Family, for instance. If you asked me the difference between an African family and an American family a few months ago, I probably would’ve mumbled something about there being no such thing as the typical African family, and then given the same response that would go at the top of the Family Feud board: African families are larger. Far be it from me to correct popular wisdom. I think on average they probably are. A more interesting question is why. The standard response there is land abundance/labor scarcity has been a defining feature of African history; consequently the ability to mobilize labor has often translated into the capacity to accumulate wealth, acquire political power, and even to survive. Tracing who has rights to whose labor is a fast way to discern the distribution of power in any social system. Does a wife’s trading enterprise generate enough income over which she can maintain control to grant her a degree of autonomy from her husband? That example starts to take us into differences in marriage, like the fact that most married couples keep separate accounts and a large portion of Akan couples don’t live in the same household [in a matrilineal system, a person’s ties to his or her mother and siblings often take precedence over ties to a spouse], but we won’t follow that rabbit hole here.

Another way to approach the question of why the tightly circumscribed nuclear family is not the norm in Africa (again, in places in Africa it is) is to look at the terminology of kinship. I groaned and skipped this section of the course reading the first time around and only came back to it during my preparation for the final. It’s actually fairly interesting. The first point is that Americans tend to address their relatives according to their genealogical relationship. So my dad’s sister is my aunt, and my mom’s brother’s daughters are my cousins. This isn’t a hard and fast rule, though. Close friends of my parents become uncles and aunts, their children cousins.

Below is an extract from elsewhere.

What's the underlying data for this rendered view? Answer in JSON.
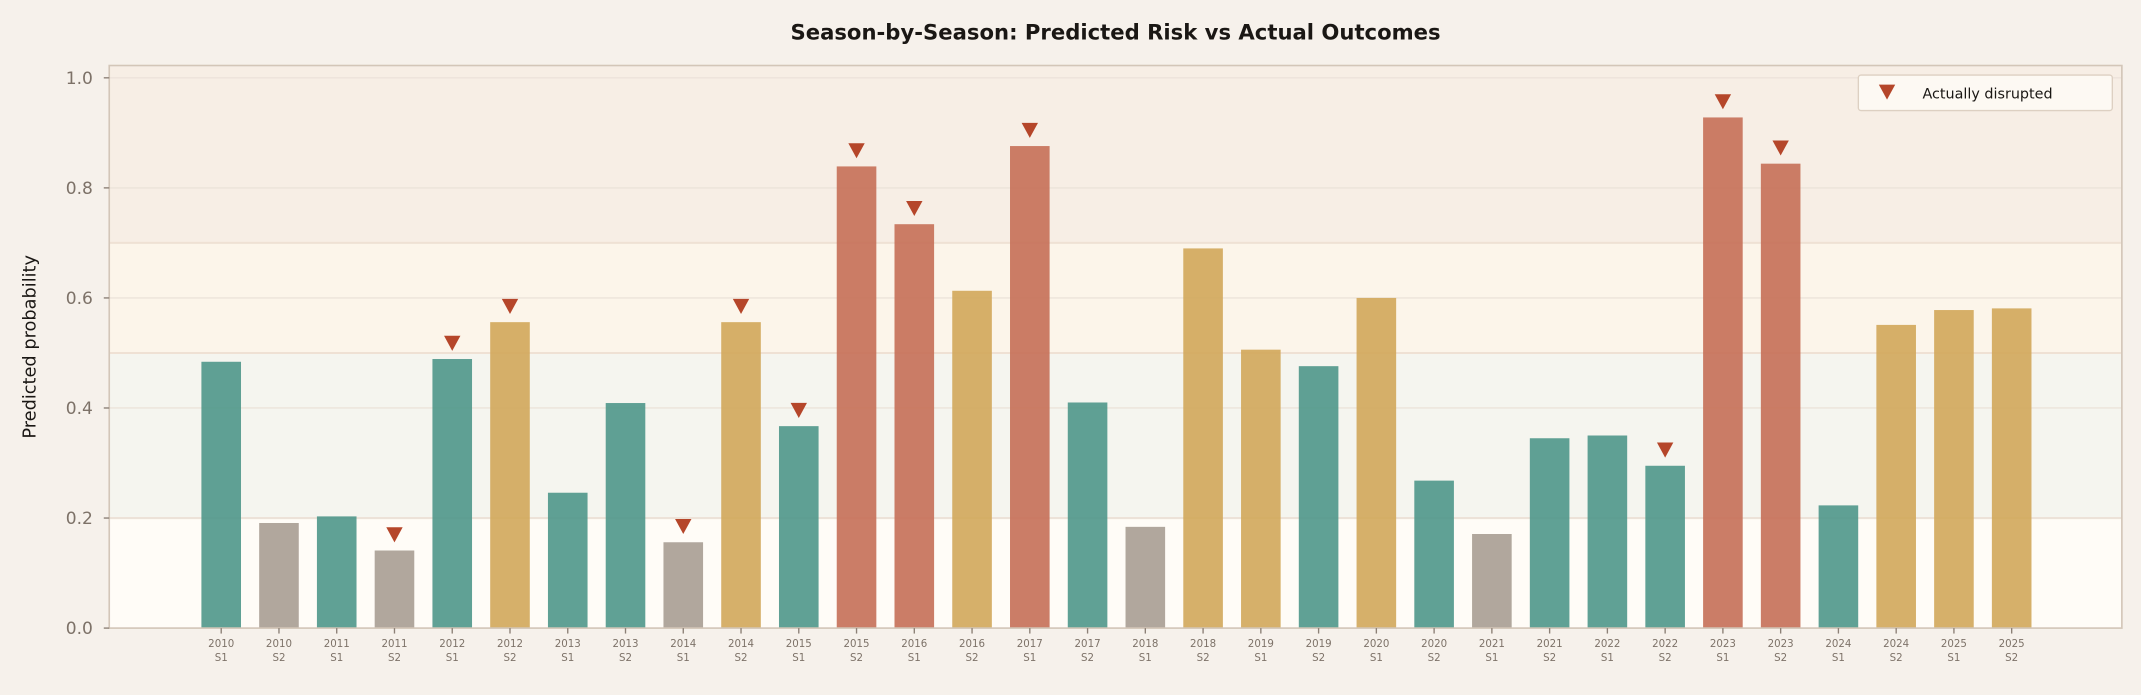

A number of African societies employ what’s called classificatory terminology. Here the terms derive from social, rather than biological, relation. My dad’s sister might be called my mother (or even father). This reflects the fact that she’s in the generation above me [the same generational relation to me as my parents] and plays a similar role to that of my mom (or dad). In fact, I might refer to all the women in the community of my parents’ generation as mother, though our responsibilities to each other wouldn’t be the same as those existing between my biological mother and I. Just as in the example of my parents’ friends becoming kin, there are examples of establishing fictive kinship in African societies. According to my musty source penned in the 1940s, there are/were groups in the Transkei of northern South Africa which say that if a man drinks the milk of a cow belonging to a different lineage (broad family grouping), he becomes a member of that lineage and can’t marry any of its daughters. There are plenty of other interesting examples (a Shona man will refer to his mother’s brother, his mother’s brother’s sons, and their sons as his grandfathers), which may or may not apply now or ever have actually worked in the manner described by the authors. The general point, my brother/sister, is that classificatory terminology tends to broaden the scope of whom you look upon as kin and so can expand the size of your family.

For me, the real value of the course was to reinforce the pitfalls of transferring concepts willy nilly from my cultural context to another. Example: raising the income of the family breadwinner doesn’t necessarily raise the standard of living of all within the household. Needless to say, a typology sufficiently nuanced to capture the dynamics of my family remains to be articulated.